At some point in the day, I would typically hook up with my best friend who lived next door, and we would head off to the pool that was available to all residents of the townhouses that we lived in. No sunscreen of course, but who needed it back then? There was an actual life-guard working there, which was pretty much the most supervision we had during the hours between 9 and 5. The lifeguard was probably 14 or so, and I remember her sending us to the store to pick up powdered donuts for her, which she kindly shared. We were always running off to the store, the second either of us managed to come up with any amount of money. One of the nearby stores was forbidden to us by our parents who weren't comfortable the the crowd that hung out there, but we just HAD to go there, 'cause that was the best place for beef patties, and possibly cream soda flavoured freezies which just popped into my head. Memory or pregnancy craving? Who knows? We also walked over to the local mall on many occasions, and once again, although it felt like a perfectly safe activity, I still can't see anyone letting their nine-year-olds do the same. Correct me if I'm wrong.

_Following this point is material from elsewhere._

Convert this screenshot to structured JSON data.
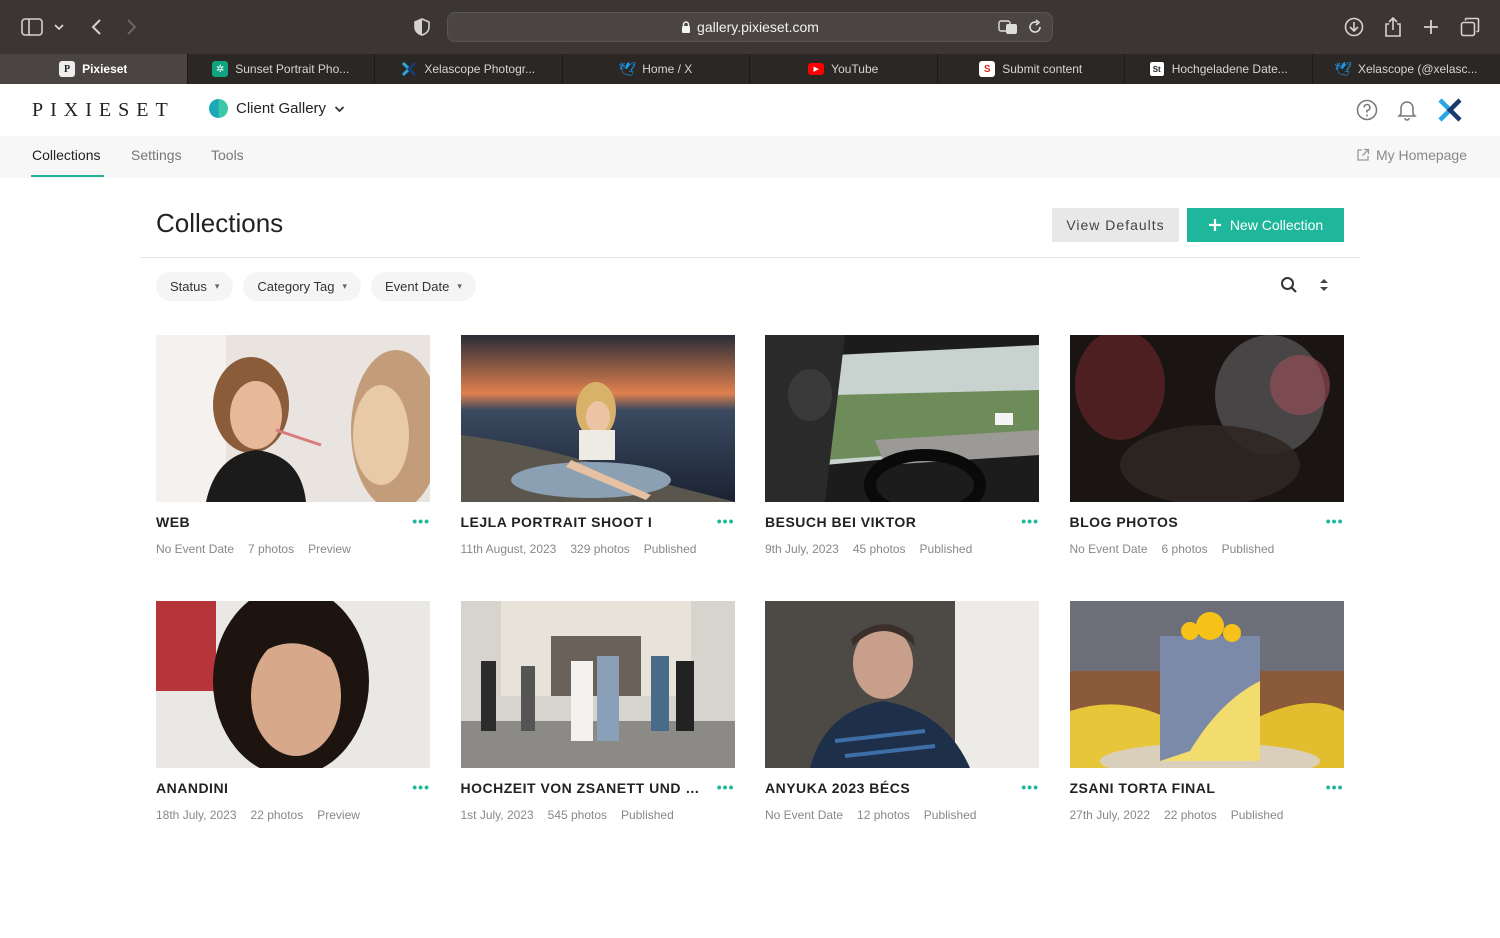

There is no doubt in my mind that society has us protecting our children way more than is probably necessary, although as a parent, I want to protect my children as much as I can. On the other hand, I would really like to allow for a certain amount of independence to promote growth. Reflecting back on those freedom days of summer, I really don't feel like I was ever in harm's way. We had relative street smarts, and learned to make good decisions. I wish I knew how to pass these skills on to my kids given the current social climate, where things may or may not be worse than they were, but fear is at an all-time high.